Don’t defund police; invest in de-escalation

The murder of George Floyd by former Minneapolis police officer Derek Chauvin one year ago pushed to the forefront concerns about police use of excessive force, particularly against Black Americans.

The Defund the Police movement emerged, and it has different meanings. To some, defund means just that — eliminate the police and redirect the money toward the root causes of poverty and crime. Others have taken a more nuanced approach — keep the police but use a portion of their budget for social service programs for people who are mentally ill or have substance abuse issues.

However, some communities have responded not by defunding the police, but rather by supporting police department efforts to simply do their job better and providing the resources necessary to accomplish that.

Last month, Charleston police officers shot Denaul Dickerson during a confrontation where Dickerson allegedly threatened to stab another person and then, following a chase, threatened officers with a knife.
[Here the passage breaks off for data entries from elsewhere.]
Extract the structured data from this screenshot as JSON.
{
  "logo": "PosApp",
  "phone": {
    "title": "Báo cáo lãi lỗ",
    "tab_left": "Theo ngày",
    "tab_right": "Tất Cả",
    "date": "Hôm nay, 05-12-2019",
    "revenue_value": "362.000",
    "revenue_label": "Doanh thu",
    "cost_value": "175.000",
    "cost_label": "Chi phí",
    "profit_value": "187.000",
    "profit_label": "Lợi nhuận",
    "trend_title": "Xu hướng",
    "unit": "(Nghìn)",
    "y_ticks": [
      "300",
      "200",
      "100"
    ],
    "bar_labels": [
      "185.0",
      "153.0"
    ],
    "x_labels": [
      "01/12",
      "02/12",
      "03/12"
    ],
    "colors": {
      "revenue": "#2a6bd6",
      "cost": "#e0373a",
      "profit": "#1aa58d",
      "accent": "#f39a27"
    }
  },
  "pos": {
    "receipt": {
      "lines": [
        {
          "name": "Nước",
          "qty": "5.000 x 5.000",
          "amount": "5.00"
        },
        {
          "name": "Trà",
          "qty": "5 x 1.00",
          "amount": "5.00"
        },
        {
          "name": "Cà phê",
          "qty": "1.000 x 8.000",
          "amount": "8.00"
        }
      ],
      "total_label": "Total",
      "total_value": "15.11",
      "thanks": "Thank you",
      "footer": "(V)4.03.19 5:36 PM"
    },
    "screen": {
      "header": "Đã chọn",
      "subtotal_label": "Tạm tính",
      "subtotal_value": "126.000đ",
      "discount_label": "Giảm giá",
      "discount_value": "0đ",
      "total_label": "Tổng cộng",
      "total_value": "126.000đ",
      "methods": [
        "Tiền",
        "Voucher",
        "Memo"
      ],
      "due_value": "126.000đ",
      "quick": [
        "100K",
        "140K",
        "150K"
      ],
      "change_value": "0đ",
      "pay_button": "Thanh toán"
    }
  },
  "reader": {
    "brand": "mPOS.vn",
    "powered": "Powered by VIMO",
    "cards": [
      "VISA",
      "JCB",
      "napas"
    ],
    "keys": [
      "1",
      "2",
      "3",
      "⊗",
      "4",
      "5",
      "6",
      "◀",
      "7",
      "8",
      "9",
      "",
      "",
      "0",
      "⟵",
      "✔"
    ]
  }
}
Dickerson survived and is charged with attempted malicious assault on law enforcement officers. The incident prompted Mayor Amy Schuler Goodwin to call on Police Chief Tyke Hunt to develop a “plan of action” to further train officers in the de-escalation and the use of non-lethal force.

Hunt followed up this week with his plan:

◘ De-escalation: This concept has been around for a long time, but now Charleston’s officers are receiving more training on how to prevent a situation from getting out of control. Officers are also getting training in implicit bias to reduce their preconceived notions about race.

◘ Better tasers: Chief Hunt called the taser “an excellent less-lethal option, but it can never be looked at as a single solution.”

The department’s tasers are out of date. He wants to arm officers with the newest model, Taser 7. It is more accurate and can be used from a greater distance (up to 22 feet). It will cost almost $300,000 to equip and support the department with 90 new tasers over the next five years.

◘ Modified shotguns: Hunt said the department will no longer carry shotguns as a lethal option. (Officers will still have their side arms.) The shotguns will fire “beanbag” rounds as a less-lethal option.

◘ Additional body cameras: Hunt said in his response to the mayor that body camera recordings provide transparency that can help build and maintain trust with the community. The city recently approved 90 new body cams with longer battery life and Hunt wants to buy 90 more so that each member of the department will have one. That will cost $41,000.

Mayor Goodwin called Hunt’s proposal “a good plan” that “will provide additional tools our officers will use as they work day-in and day-out to keep our city safe.”

Goodwin added that although the additional spending is not in the current police budget, she will work with the city council and the city manager “to find ways to provide necessary funding for these needed projects.”

Chief Hunt said on Talkline Wednesday that he appreciated no city leader had called for de-funding the police. Instead, they are committed to helping the police to do their job more effectively.

Police protection is vital for the safety and security of all citizens. Instead of defunding the police, communities should follow Charleston’s lead by better training and equipping the police so they can de-escalate and make better use of non-lethal force.